Of about 74 billion Egyptian pounds of aid received in the 2013-14 fiscal year, 53 billion pounds was in the form of petroleum products, with the remaining 21 billion pounds coming as cash grants, Hany Kadry Dimian told a news conference.
Saudi Arabia, the United Arab Emirates and Kuwait have provided Egypt with political and economic support since then-army chief Abdel Fattah al-Sisi ousted elected Islamist President Mohamed Mursi in July last year and led a crackdown on his supporters.
Sisi went on to win a presidential election in May and has promised to restore stability and growth to a country convulsed by turmoil since the 2011 overthrow of Hosni Mubarak.
Soon after Mursi's removal, Gulf states pledged Egypt about $12 billion aid. In September 2013, the Egyptian central bank chief said about $7 billion of that had been received. But Saturday's figures are the most concrete to date.
Although his critics say political freedoms have been eroded under Sisi, the government has passed a raft of reforms from subsidy cuts to tax hikes that have impressed business leaders.
Egypt's government deficit shrank as a percentage of gross domestic product last year, Dimian said, a positive sign for a government that is trying to balance cutting its deficit and reviving growth.

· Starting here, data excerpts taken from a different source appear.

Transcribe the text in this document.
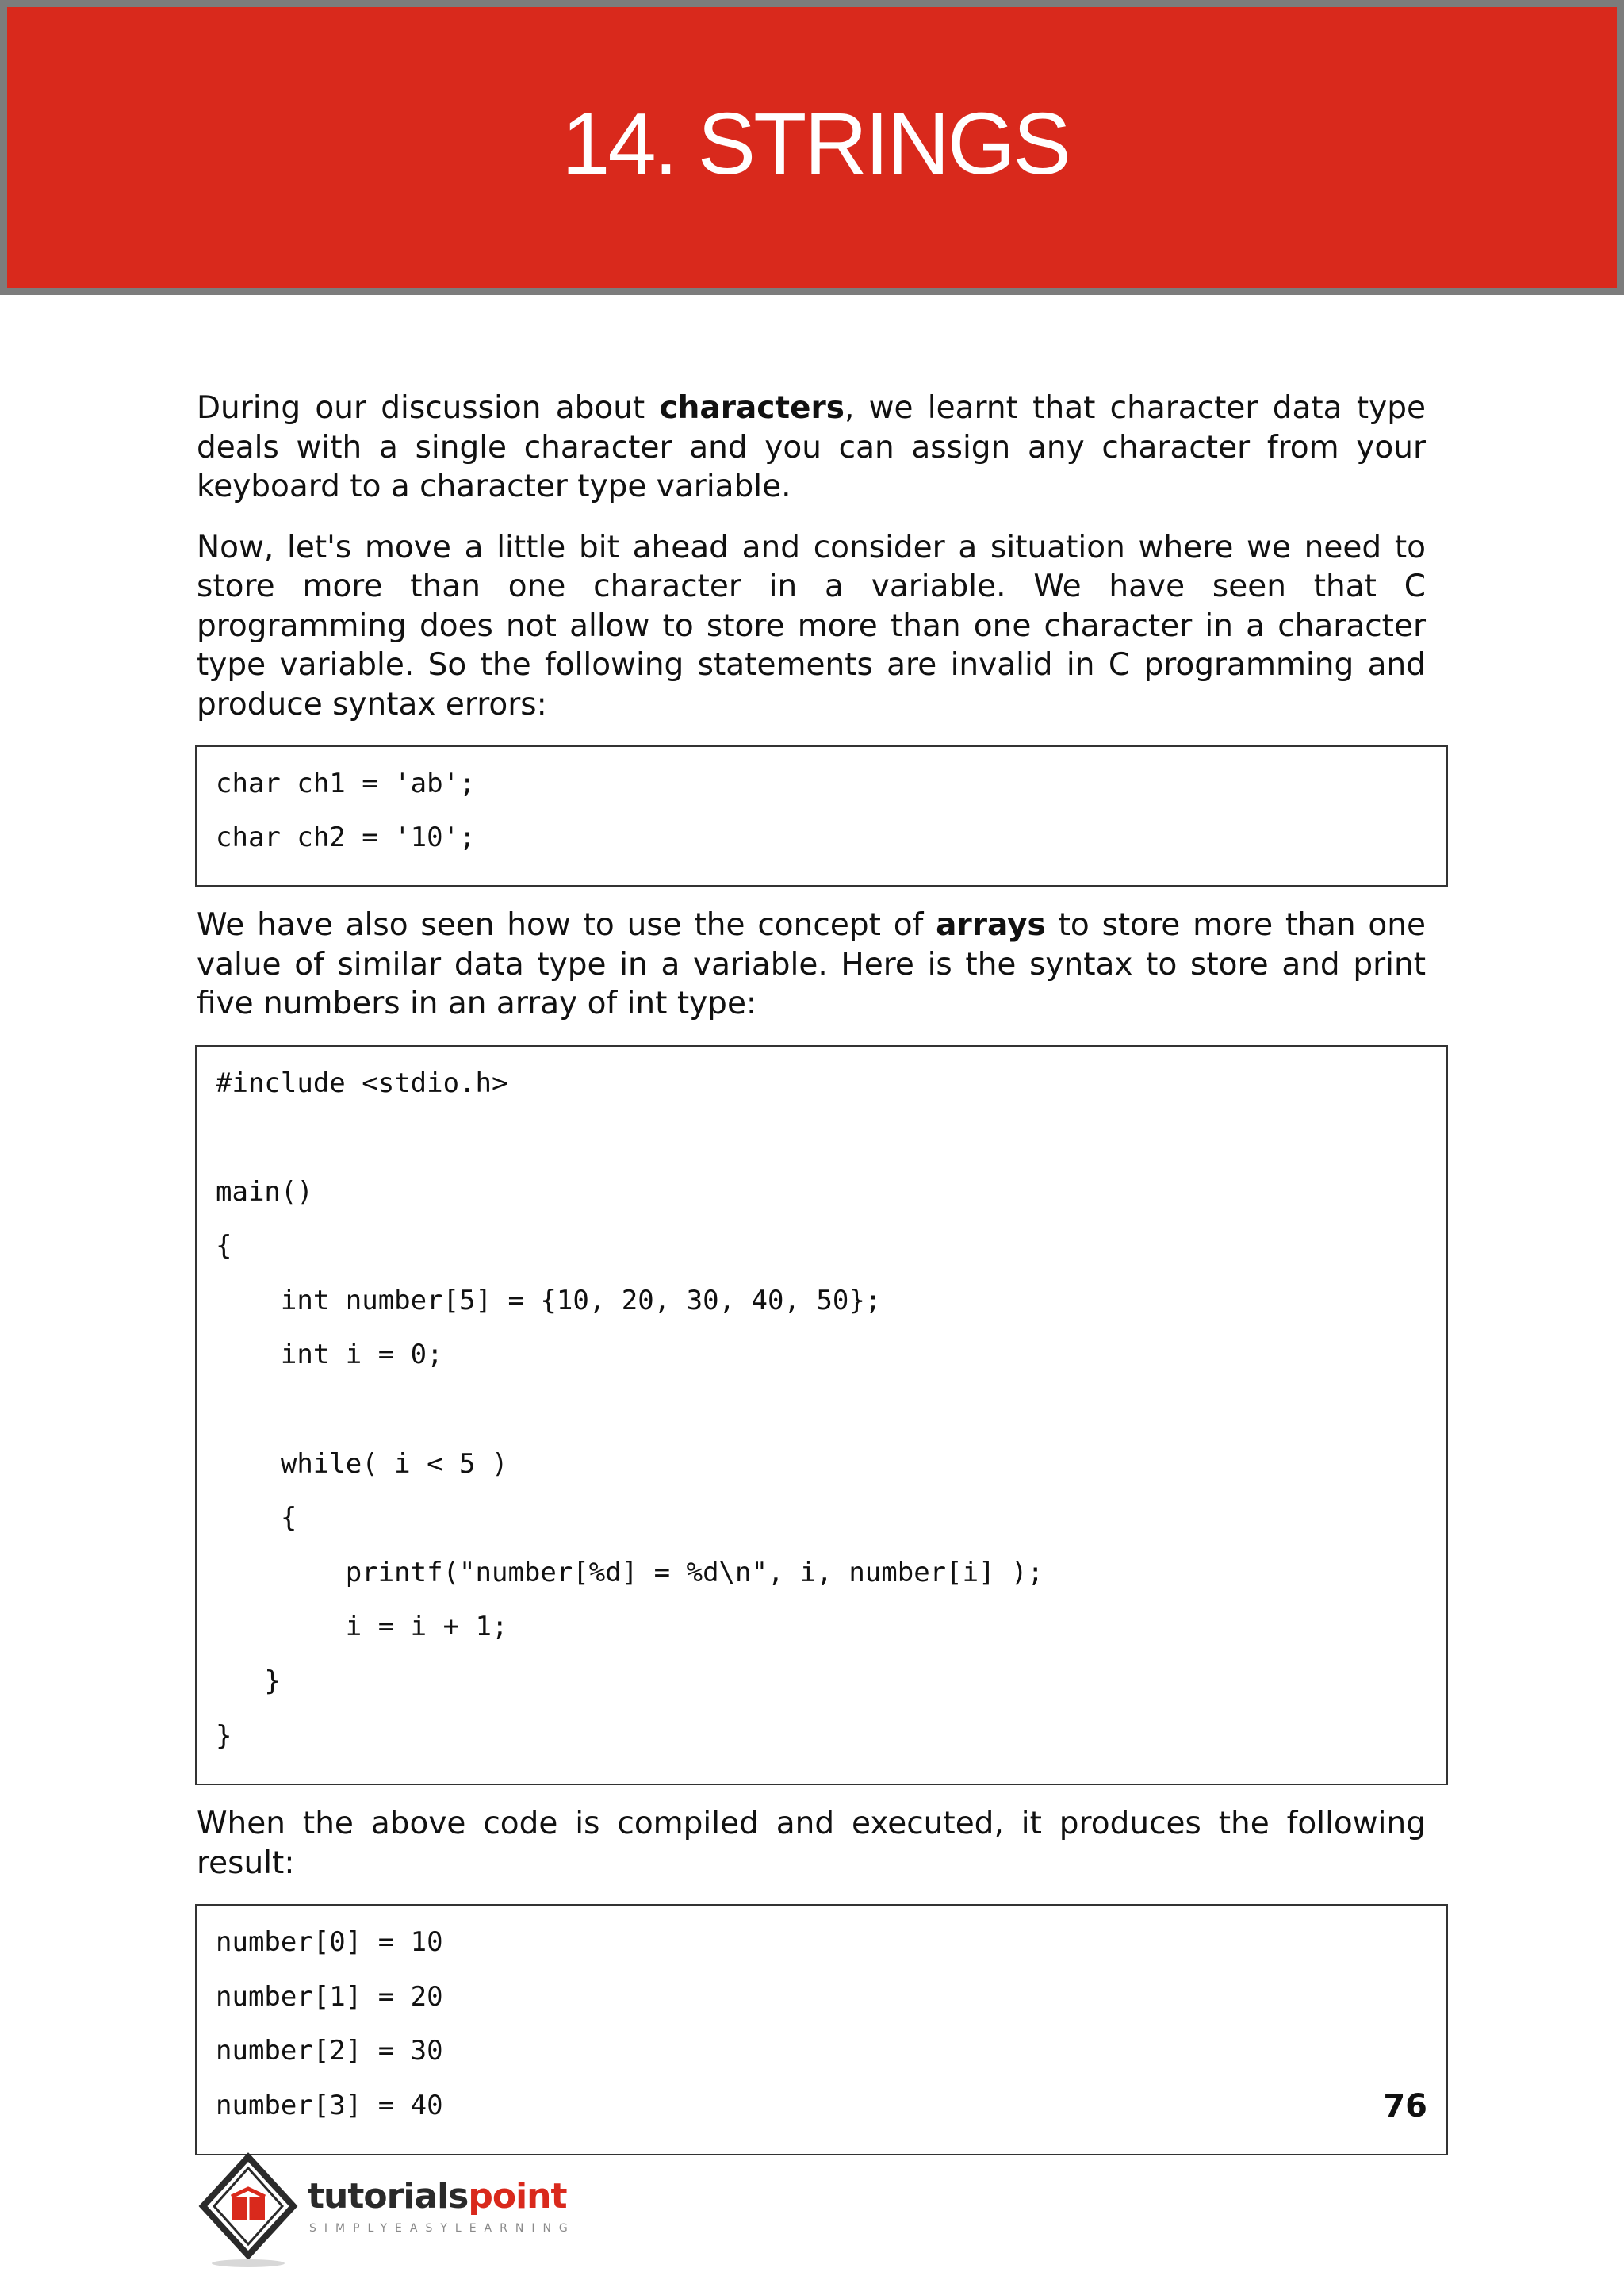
14. STRINGS

During our discussion about characters, we learnt that character data type deals with a single character and you can assign any character from your keyboard to a character type variable.

Now, let's move a little bit ahead and consider a situation where we need to store more than one character in a variable. We have seen that C programming does not allow to store more than one character in a character type variable. So the following statements are invalid in C programming and produce syntax errors:

char ch1 = 'ab';
char ch2 = '10';

We have also seen how to use the concept of arrays to store more than one value of similar data type in a variable. Here is the syntax to store and print five numbers in an array of int type:

#include <stdio.h>
main()
{
int number[5] = {10, 20, 30, 40, 50};
int i = 0;
while( i < 5 )
{
printf("number[%d] = %d\n", i, number[i] );
i = i + 1;
}
}

When the above code is compiled and executed, it produces the following result:

number[0] = 10
number[1] = 20
number[2] = 30
number[3] = 40	76
tutorialspoint
SIMPLYEASYLEARNING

The deficit was 255.4 billion pounds, or about 12.8 percent of GDP, in 2013-14, he said, compared to 13.7 percent of GDP, or 239.7 billion pounds, in the previous year.
Egypt's spending on a generous subsidy system that is weighing on government finances rose by 10 percent last year, however, to 187.7 billion pounds. Most of last year's subsidies bill, 126 billion pounds, was for fuel, the minister said.
The government cut energy subsidies in July, the start of the current fiscal year, in a bid to better balance its books. But the move raised prices of gasoline, diesel and natural gas by up to 78 percent and caused a spike in inflation.